One way I have learned to approach social issues that feel overwhelming is to find a way to step back. Not “step back” as in disengage, but as in take a broader perspective. There are patterns and rhythms to the forces of oppression that we see evidence of in our day-to-day lives that, when viewed in the context of not just American, but global history become both more comprehensible and more able to be addressed from the root. A commitment to addressing things at their roots rather than chasing after the falling leaves is a primary reason I consider myself a radical. I’m not about burning it down and turning it over at random or just because we could. I’m interested in – and I think it is broadly more useful overall to focus on – figuring out where our problems are rooted, and finding ways to change from the deepest parts of ourselves and our society. This, in part, is why our social justice theme this month is not simply “race” or “racism” or even focused on Black life in the United States. 

Our theme is Global Anti-Blackness.

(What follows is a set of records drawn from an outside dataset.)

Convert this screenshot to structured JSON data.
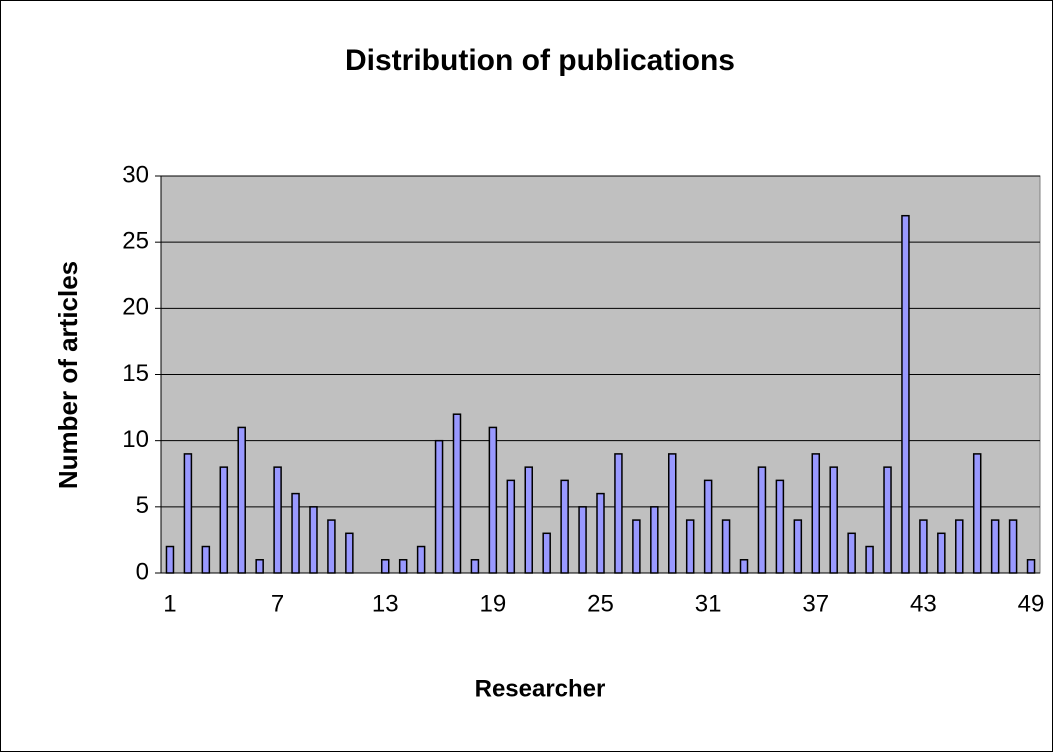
{
  "chart_data": {
    "type": "bar",
    "title": "Distribution of publications",
    "x_label": "Researcher",
    "y_label": "Number of articles",
    "categories": [
      "1",
      null,
      null,
      null,
      null,
      null,
      "7",
      null,
      null,
      null,
      null,
      null,
      "13",
      null,
      null,
      null,
      null,
      null,
      "19",
      null,
      null,
      null,
      null,
      null,
      "25",
      null,
      null,
      null,
      null,
      null,
      "31",
      null,
      null,
      null,
      null,
      null,
      "37",
      null,
      null,
      null,
      null,
      null,
      "43",
      null,
      null,
      null,
      null,
      null,
      "49"
    ],
    "values": [
      2,
      9,
      2,
      8,
      11,
      1,
      8,
      6,
      5,
      4,
      3,
      0,
      1,
      1,
      2,
      10,
      12,
      1,
      11,
      7,
      8,
      3,
      7,
      5,
      6,
      9,
      4,
      5,
      9,
      4,
      7,
      4,
      1,
      8,
      7,
      4,
      9,
      8,
      3,
      2,
      8,
      27,
      4,
      3,
      4,
      9,
      4,
      4,
      1
    ],
    "color": "#9999ff",
    "plot_background": "#c0c0c0",
    "ylim": [
      0,
      30
    ],
    "yticks": [
      0,
      5,
      10,
      15,
      20,
      25,
      30
    ],
    "grid": true
  }
}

Anti-Blackness can be understood in simple terms as referring “…to the specific forms of racism contingent upon or cast through the denigration, disenfranchisement, and disavowal of people racialized as Black (and their attendant cultural practices and production).” It is, as a theoretical framework, related to Afropessimsim, and intertwined with understandings of misogynoir as coined by Dr. Moya Bailey and TheTrudz, a prolific Black woman thinker and creator who no longer participates in public thought due to the toll of misogynoir and anti-Blackness on her own wellbeing. In choosing this as a basis for some of our exploration this month, I hope to encourage you to consider things like: how the construction of Blackness relates to the construction of Europeanness; how race, gender, and even religion can be projects of statemaking; ways in which racial hierarchy is variably constructed but always goes back to a Black/White gradient; and what it means if understanding racism isn’t enough. 

I look forward to continuing to learn, grow, think, feel, and change with you all in the coming year and years of my life, and yours. As the saying goes, may we think globally and act locally. May we find the roots of all that keeps us separate and yank them up, leaving space for the full blossoming of all people.